魏士国回到自己的座位上,生气想了想,不和这样的茬子一般见识,就自找一个台阶下说:“不等了,以后再叫写,这就下课了,吃完午饭回来再说。”
“人多,谁来也得等,不能先来后到。到食堂打菜,也是排号挨队,谁先到谁先打,凡不能后来的就跑到人家前边去,那样还不挨骂,要不谁还挨号不朝前挤。”
邱永山也是得理不饶人的人。魏士国忍不住要反驳,被钱兴宽上前猛摆着手,示意他别和邱永山吵。钱兴宽不敢惹邱永山,前一阶段自己又和王文峰吵架过,半天没吱声,他更不会叫王文峰给写书面字。这时,他用双手握在嘴上形成个圈,附在魏士国的耳朵叽咕几句。魏士国听从了钱兴宽的话,心想:对。咱和邱永山不是一伙的,他这家伙和华志平也不是一伙的,别惹他了,不值得。华志平和自己学习差不多,强不多少,都在班里前几名,邱永山他也蔑视自己,两三次看见他找华志平给讲代数题,什么(x一1)代入三次方程,文字题列出二元一次方程。自己和华志平在一起,邱永山只瞅自己一眼,不理自己直接问华志平,那次华志平一时没给讲解,他也不问自己,又没得罪他,分明是看不起自己。邱永山眼睛也会向上看。华志平不就是个小组长,也没什么大了不起,自己要是班干部,他邱永山保准也会凑到自己跟前来巴结,今天他也不敢朝自己弄瞎形,耍这个态度。操!狗眼看人低。
等到王文峰给华志平写完,华志平说:“今中午得打份菜吃,好些天没打,你打吧?”“好!我也打一份,打点油水拉拉馋。来不及你给我捎一份吧。”王文峰写完一个字,停下笔,看一眼华志平一笑说。这一会功夫,已又有几个同学拿书本叫他给写,他觉得同学们叫他给写字,是看的起他,也是一种荣耀。
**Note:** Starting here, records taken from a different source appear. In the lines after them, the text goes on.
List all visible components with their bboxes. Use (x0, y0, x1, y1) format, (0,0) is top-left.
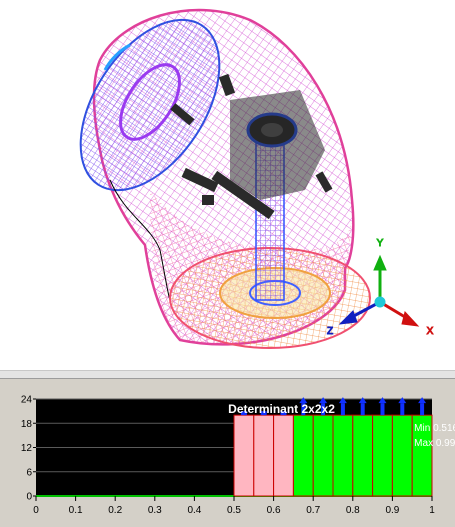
y-tick-label: 24 (21, 395, 33, 406)
bin-arrow-stem (420, 403, 425, 416)
mesh-edge-highlight (103, 43, 131, 71)
bin-markers (240, 397, 427, 416)
bin-arrow-stem (321, 403, 326, 416)
histogram-bar[interactable] (273, 414, 294, 497)
y-axis-arrow-icon (373, 254, 387, 271)
bin-marker (260, 411, 267, 416)
histogram-bar[interactable] (332, 414, 354, 497)
z-axis-arrow-icon (338, 310, 358, 325)
histogram-panel: 0 6 12 18 24 0 0.1 0.2 0.3 0.4 0.5 0.6 0.7 0.8 0.9 1 D… (0, 379, 455, 527)
inlet-inner-ring (119, 63, 181, 141)
y-tick-label: 18 (21, 419, 33, 430)
x-tick-label: 0.9 (385, 505, 399, 516)
x-axis-arrow-icon (401, 310, 420, 327)
bin-marker (280, 411, 287, 416)
x-axis-label: X (427, 326, 434, 337)
3d-viewport[interactable]: Y X Z (0, 0, 455, 370)
x-tick-label: 0.3 (148, 505, 162, 516)
bin-arrow-stem (301, 403, 306, 416)
x-tick-label: 0.8 (346, 505, 360, 516)
y-tick-labels: 0 6 12 18 24 (21, 395, 36, 503)
mesh-view-svg[interactable]: Y X Z (0, 0, 455, 370)
bin-marker (240, 411, 247, 416)
bin-arrow-icon (418, 397, 427, 404)
bin-arrow-stem (340, 403, 345, 416)
splitter-bar[interactable] (0, 370, 455, 379)
histogram-bar[interactable] (253, 414, 275, 497)
y-tick-label: 6 (26, 467, 32, 478)
bin-arrow-stem (380, 403, 385, 416)
bin-arrow-icon (398, 397, 407, 404)
y-tick-label: 12 (21, 443, 33, 454)
y-axis-label: Y (377, 238, 384, 249)
max-value-label: Max 0.997 (414, 438, 455, 449)
bin-arrow-icon (378, 397, 387, 404)
bin-arrow-stem (360, 403, 365, 416)
x-tick-labels: 0 0.1 0.2 0.3 0.4 0.5 0.6 0.7 0.8 0.9 1 (33, 496, 435, 516)
bin-arrow-icon (299, 397, 308, 404)
bin-arrow-icon (319, 397, 328, 404)
x-tick-label: 0.6 (267, 505, 281, 516)
elbow-silhouette (109, 179, 171, 301)
x-tick-label: 0 (33, 505, 39, 516)
histogram-bar[interactable] (312, 414, 334, 497)
x-tick-label: 0.4 (187, 505, 201, 516)
x-tick-label: 0.5 (227, 505, 241, 516)
x-tick-label: 0.7 (306, 505, 320, 516)
x-tick-label: 0.2 (108, 505, 122, 516)
histogram-bar[interactable] (411, 414, 433, 497)
y-tick-label: 0 (26, 492, 32, 503)
bin-arrow-icon (338, 397, 347, 404)
axis-triad: Y X Z (326, 238, 434, 338)
min-value-label: Min 0.516 (414, 423, 455, 434)
internal-baffles (170, 73, 333, 220)
x-tick-label: 1 (429, 505, 435, 516)
histogram-bars (233, 414, 433, 497)
bin-arrow-stem (400, 403, 405, 416)
bin-arrow-icon (358, 397, 367, 404)
x-tick-label: 0.1 (69, 505, 83, 516)
histogram-bar[interactable] (372, 414, 393, 497)
histogram-bar[interactable] (233, 414, 255, 497)
pipe-elbow-mesh[interactable] (52, 0, 371, 349)
inlet-face (79, 18, 221, 192)
triad-origin (374, 296, 386, 308)
histogram-chart[interactable]: 0 6 12 18 24 0 0.1 0.2 0.3 0.4 0.5 0.6 0.7 0.8 0.9 1 D… (0, 379, 455, 527)
z-axis-label: Z (327, 326, 333, 337)
histogram-bar[interactable] (391, 414, 413, 497)
histogram-bar[interactable] (292, 414, 314, 497)
histogram-title: Determinant 2x2x2 (228, 402, 335, 416)
histogram-bar[interactable] (352, 414, 374, 497)
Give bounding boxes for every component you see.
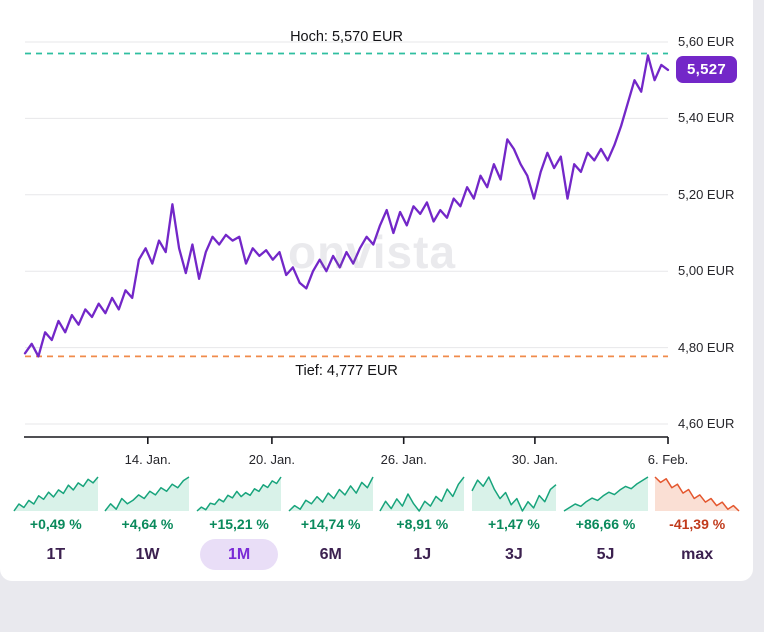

为大家服务,来者不拒,心里高兴。
华志平欣然答应。
邱永山坐在王文峰的右后边整理着一本本书皮说:“华志平老兄就是自觉,从不做赚相赢的事,我佩服你。”华志平听了忙无心地说:“别那样说别那样说,都挺好的,哪有几个想赚人相赢的。”
“就是。”王文峰一笔一划认真写着字,听着二人说话,也随口说了句,头也没抬,不知是赞同邱永山的话,还是认为华志平说的对,还是承认二人都说的不错。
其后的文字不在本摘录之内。